Il ministro del Turismo Gianmarco Mazzi legge positivamente i dati. “I dati elaborati da Demoskopika confermano l’ottimo andamento del turismo italiano nell’estate 2026. L’inflazione turistica si attesta al 2,6%, per il quarto mese consecutivo al di sotto dell’indice generale dei prezzi, circostanza che non si verificava dal 2023. Un bellissimo risultato al quale hanno contribuito le misure messe in campo dal governo sulla trasparenza dei prezzi, la qualità dell’offerta, la destagionalizzazione e il contrasto alle pratiche speculative. Lavoriamo perché il turismo continui a creare valore per il Paese e sia sempre più accessibile alle famiglie italiane”.

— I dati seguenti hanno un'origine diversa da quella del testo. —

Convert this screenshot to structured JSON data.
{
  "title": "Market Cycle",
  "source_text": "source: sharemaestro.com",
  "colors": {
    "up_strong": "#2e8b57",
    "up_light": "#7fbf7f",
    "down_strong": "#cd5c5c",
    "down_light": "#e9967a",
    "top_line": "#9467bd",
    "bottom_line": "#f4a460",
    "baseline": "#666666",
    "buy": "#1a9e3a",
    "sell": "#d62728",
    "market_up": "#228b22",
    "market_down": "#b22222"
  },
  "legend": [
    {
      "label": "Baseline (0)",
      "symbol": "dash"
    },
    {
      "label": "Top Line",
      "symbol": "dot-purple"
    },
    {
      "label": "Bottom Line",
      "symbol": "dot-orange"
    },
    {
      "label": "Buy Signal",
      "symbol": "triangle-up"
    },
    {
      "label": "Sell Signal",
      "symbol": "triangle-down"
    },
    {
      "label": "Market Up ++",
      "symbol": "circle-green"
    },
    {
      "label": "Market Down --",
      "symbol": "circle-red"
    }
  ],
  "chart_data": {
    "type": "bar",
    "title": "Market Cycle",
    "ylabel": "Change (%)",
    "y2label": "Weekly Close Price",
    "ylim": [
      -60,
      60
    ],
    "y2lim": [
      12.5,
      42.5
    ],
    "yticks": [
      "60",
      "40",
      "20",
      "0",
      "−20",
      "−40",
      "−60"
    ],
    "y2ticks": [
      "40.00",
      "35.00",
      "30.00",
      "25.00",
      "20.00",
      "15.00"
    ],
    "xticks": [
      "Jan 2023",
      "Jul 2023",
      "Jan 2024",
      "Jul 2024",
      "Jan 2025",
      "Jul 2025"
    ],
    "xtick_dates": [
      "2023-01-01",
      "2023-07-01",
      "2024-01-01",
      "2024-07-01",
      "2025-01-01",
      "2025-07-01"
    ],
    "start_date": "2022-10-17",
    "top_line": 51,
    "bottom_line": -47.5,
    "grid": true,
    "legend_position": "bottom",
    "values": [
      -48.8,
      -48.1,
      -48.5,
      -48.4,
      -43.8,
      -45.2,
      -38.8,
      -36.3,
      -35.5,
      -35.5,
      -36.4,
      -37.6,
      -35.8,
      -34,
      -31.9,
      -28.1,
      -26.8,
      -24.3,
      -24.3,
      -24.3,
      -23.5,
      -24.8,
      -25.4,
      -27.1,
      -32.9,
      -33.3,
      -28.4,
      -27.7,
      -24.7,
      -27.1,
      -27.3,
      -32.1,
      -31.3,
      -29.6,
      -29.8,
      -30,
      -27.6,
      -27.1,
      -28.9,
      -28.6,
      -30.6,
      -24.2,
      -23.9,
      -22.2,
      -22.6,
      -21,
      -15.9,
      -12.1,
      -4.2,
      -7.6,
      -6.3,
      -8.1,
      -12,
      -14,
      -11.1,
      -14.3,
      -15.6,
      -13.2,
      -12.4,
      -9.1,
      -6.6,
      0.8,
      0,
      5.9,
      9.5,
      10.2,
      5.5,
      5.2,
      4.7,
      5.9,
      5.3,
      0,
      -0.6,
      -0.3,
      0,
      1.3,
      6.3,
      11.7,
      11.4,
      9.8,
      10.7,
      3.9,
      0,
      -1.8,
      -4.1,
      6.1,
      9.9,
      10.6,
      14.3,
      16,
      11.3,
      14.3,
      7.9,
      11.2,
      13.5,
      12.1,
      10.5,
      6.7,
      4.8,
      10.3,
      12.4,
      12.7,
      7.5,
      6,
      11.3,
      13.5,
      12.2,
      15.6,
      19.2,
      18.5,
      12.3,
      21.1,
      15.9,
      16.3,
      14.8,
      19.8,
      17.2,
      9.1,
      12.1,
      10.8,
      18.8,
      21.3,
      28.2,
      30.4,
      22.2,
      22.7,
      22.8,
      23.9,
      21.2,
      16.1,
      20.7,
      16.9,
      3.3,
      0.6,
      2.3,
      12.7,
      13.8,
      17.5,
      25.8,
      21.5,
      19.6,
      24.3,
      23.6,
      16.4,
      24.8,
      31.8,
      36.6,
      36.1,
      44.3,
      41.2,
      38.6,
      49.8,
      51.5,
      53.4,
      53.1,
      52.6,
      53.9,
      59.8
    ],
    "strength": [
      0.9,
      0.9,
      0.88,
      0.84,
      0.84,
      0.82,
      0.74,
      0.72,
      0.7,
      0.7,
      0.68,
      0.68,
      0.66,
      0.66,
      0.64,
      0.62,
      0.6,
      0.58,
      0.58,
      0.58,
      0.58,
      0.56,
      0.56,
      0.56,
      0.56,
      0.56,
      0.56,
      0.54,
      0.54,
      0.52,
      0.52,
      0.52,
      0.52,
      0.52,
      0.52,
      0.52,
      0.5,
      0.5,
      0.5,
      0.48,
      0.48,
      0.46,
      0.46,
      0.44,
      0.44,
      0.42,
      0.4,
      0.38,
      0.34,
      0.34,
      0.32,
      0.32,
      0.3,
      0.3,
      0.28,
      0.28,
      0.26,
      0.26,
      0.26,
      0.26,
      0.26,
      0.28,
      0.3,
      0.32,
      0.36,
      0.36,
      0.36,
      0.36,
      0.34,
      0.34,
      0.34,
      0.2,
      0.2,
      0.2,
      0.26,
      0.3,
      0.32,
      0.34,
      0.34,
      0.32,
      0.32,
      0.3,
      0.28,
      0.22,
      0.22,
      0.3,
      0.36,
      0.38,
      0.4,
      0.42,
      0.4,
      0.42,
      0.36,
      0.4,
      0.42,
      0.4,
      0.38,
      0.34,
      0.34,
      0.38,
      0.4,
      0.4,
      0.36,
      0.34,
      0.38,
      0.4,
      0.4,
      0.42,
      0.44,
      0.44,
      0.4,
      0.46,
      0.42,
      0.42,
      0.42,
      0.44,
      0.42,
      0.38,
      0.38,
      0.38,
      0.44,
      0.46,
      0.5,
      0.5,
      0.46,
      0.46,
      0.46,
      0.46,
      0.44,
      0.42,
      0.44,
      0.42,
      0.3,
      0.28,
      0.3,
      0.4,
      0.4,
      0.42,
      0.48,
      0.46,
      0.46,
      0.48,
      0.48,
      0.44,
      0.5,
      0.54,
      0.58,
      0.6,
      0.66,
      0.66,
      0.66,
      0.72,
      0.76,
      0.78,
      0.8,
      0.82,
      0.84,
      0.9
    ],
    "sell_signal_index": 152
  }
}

Settembre diventa il mese delle vacanze

Non tutti, però, stanno tornando a casa. Il caldo intenso che ha caratterizzato l’estate spinge una parte dei viaggiatori a scegliere settembre per le ferie, cercando temperature più miti, meno affollamento e condizioni più favorevoli per visitare città d’arte e località di mare.Secondo i dati eDreams, le prenotazioni degli italiani per settembre si concentrano soprattutto sull’Italia, con il 23%, seguita da Spagna al 20% e Francia al 7%. Nel complesso, sette prenotazioni su dieci riguardano destinazioni a corto raggio.Sul fronte degli arrivi dall’estero, a scegliere l’Italia sono soprattutto spagnoli, con il 28%, francesi, con il 25%, e tedeschi, con il 14%, attratti sia dalle principali città d’arte sia dalle località marittime.